Segundo avaliação estatística, os 20 indivíduos desempregados (100%) apresentaram curva espectral de membros inferiores alterada. Entretanto, não encontramos justificativa fisiopatológica para essa correlação.

CONCLUSÃO

A alteração da curva espectral dos membros inferiores, quando relacionada com a variável tempo de uso do crack, apresentou importante correlação estatística, podendo vir a ser um parâmetro utilizado no acompanhamento dos pacientes usuários de crack. Nesse sentido, percebeu-se também uma importante associação entre diminuição de pulsos e alteração da curva espectral dos membros inferiores, o que corrobora uma possível tendência de diminuição do fluxo de sangue arterial para essa região na população usuária do crack.

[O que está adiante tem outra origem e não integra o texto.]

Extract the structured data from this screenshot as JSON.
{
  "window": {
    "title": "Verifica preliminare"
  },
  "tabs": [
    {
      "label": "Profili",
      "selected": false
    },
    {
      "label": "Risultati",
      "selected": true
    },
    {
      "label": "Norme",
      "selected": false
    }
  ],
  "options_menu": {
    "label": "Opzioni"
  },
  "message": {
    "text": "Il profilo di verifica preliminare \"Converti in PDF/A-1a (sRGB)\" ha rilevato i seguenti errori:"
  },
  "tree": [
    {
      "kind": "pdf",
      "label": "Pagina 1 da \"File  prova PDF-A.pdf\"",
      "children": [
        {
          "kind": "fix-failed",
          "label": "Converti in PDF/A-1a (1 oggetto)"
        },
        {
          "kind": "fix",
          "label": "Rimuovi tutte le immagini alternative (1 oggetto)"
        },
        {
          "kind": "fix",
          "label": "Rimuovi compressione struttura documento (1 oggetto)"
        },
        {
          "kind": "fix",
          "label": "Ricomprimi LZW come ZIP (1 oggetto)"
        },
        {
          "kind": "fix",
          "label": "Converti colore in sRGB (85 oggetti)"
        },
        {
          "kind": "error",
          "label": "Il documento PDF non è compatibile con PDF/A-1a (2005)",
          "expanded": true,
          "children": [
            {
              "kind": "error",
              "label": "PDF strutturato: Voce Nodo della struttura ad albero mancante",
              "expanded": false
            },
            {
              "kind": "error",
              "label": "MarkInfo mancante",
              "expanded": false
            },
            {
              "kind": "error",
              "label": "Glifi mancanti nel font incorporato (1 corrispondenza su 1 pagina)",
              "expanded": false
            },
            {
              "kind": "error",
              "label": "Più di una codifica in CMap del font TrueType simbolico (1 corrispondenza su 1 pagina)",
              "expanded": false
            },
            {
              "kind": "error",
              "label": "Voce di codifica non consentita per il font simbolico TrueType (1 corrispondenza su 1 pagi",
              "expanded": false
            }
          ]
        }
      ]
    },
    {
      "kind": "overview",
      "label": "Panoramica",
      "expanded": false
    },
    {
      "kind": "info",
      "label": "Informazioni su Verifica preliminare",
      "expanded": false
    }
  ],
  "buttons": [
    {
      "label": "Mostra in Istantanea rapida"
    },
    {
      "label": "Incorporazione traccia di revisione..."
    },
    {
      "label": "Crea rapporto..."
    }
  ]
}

A prevalência do espessamento da parede arterial nos membros inferiores nos usuários de crack foi significativa. Apesar de não ter havido correlação estatística entre as variáveis demográficas, padrão de uso e comorbidades, quase 95% da amostra apresentaram espessamento da parede arterial nos membros inferiores.

A hipertensão arterial pode ter exercido papel protetor sobre a alteração da curva espectral nos membros inferiores, e este fenômeno pode estar relacionado com o uso de alguma medicação anti-hipertensiva. Entretanto, essa afirmação é apenas uma hipótese que demanda esclarecimentos futuros.

Os estudos sobre os efeitos do crack no sistema vascular periférico são escassos, o que mostra a necessidade de dar maior atenção à população usuária da droga e sua relação com a doença. Muitos casos são graves, com risco iminente de morte ou mutilações. Assim, são necessários novos estudos para uma melhor compreensão dos efeitos do crack na doença vascular arterial periférica.